Esophageal cancer is a kind of digestive malignant tumor common in Chaoshan area, with the age of onset mostly above 40 years old, and the main symptom is progressive dysphagia. The main symptom is progressive dysphagia. Early and middle stage esophageal cancer should be treated by surgery. Traditional surgical methods for esophageal cancer mainly include left open thoracotomy with single incision, right open thoracotomy with two incisions or three incisions, which are traumatizing and have a greater impact on the cardiopulmonary function of patients, with many complications and slow postoperative recovery.
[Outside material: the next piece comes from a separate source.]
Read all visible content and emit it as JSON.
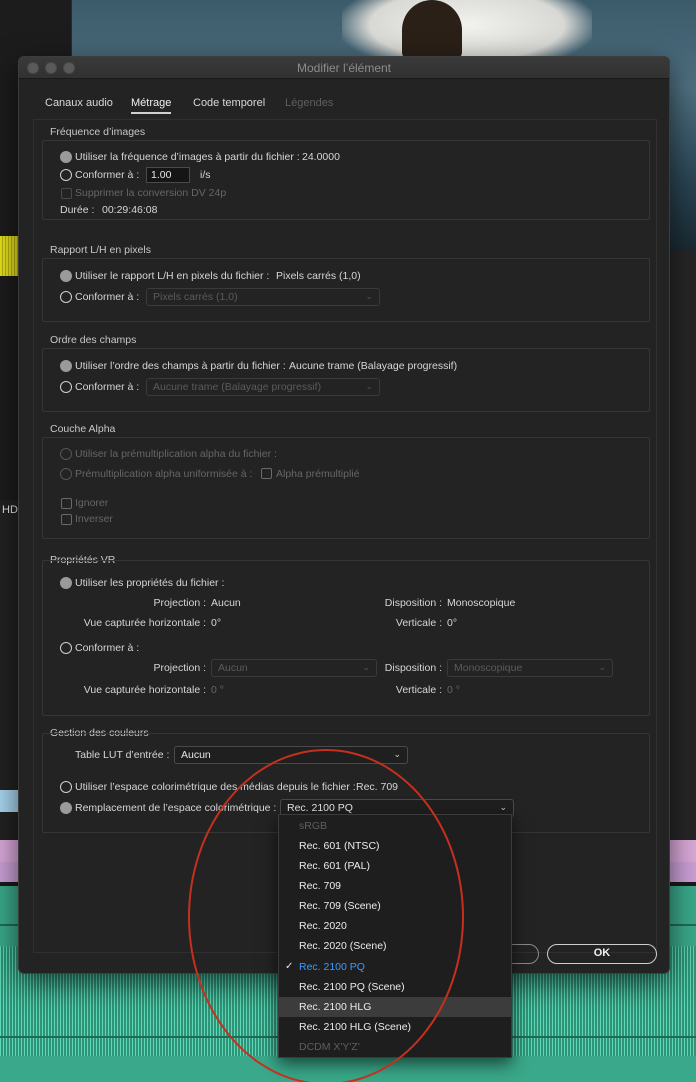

In recent years, the Department of Cardiothoracic Surgery of our hospital has made significant progress by carrying out combined minimally invasive thoracolaparoscopic surgery for the radical treatment of esophageal cancer. The surgery of esophageal cancer can be completed through several small holes in the chest and abdomen. In this method, four 1-2 cm holes are taken in the chest and five 1 cm holes are taken in the abdomen (the length of incision of traditional open thoracic surgery is 20-30 cm), and luminal instruments are inserted to carry out esophageal and gastric dissection, lymph node dissection, and digestive tract reconstruction surgery. Compared with conventional open-heart surgery, the advantages of this technique include less impact on the chest and abdominal organs, less surgical trauma, significant reduction of postoperative patient pain, greatly reduced postoperative complications, faster recovery, and significantly shorter hospitalization time. Thoracic laparoscopic combined minimally invasive radical esophageal cancer surgery can avoid the trauma caused by open chest and the resulting postoperative complications, and it strives for the opportunity of surgical radical resection for patients with esophageal cancer who have pulmonary insufficiency and can’t tolerate open chest surgery.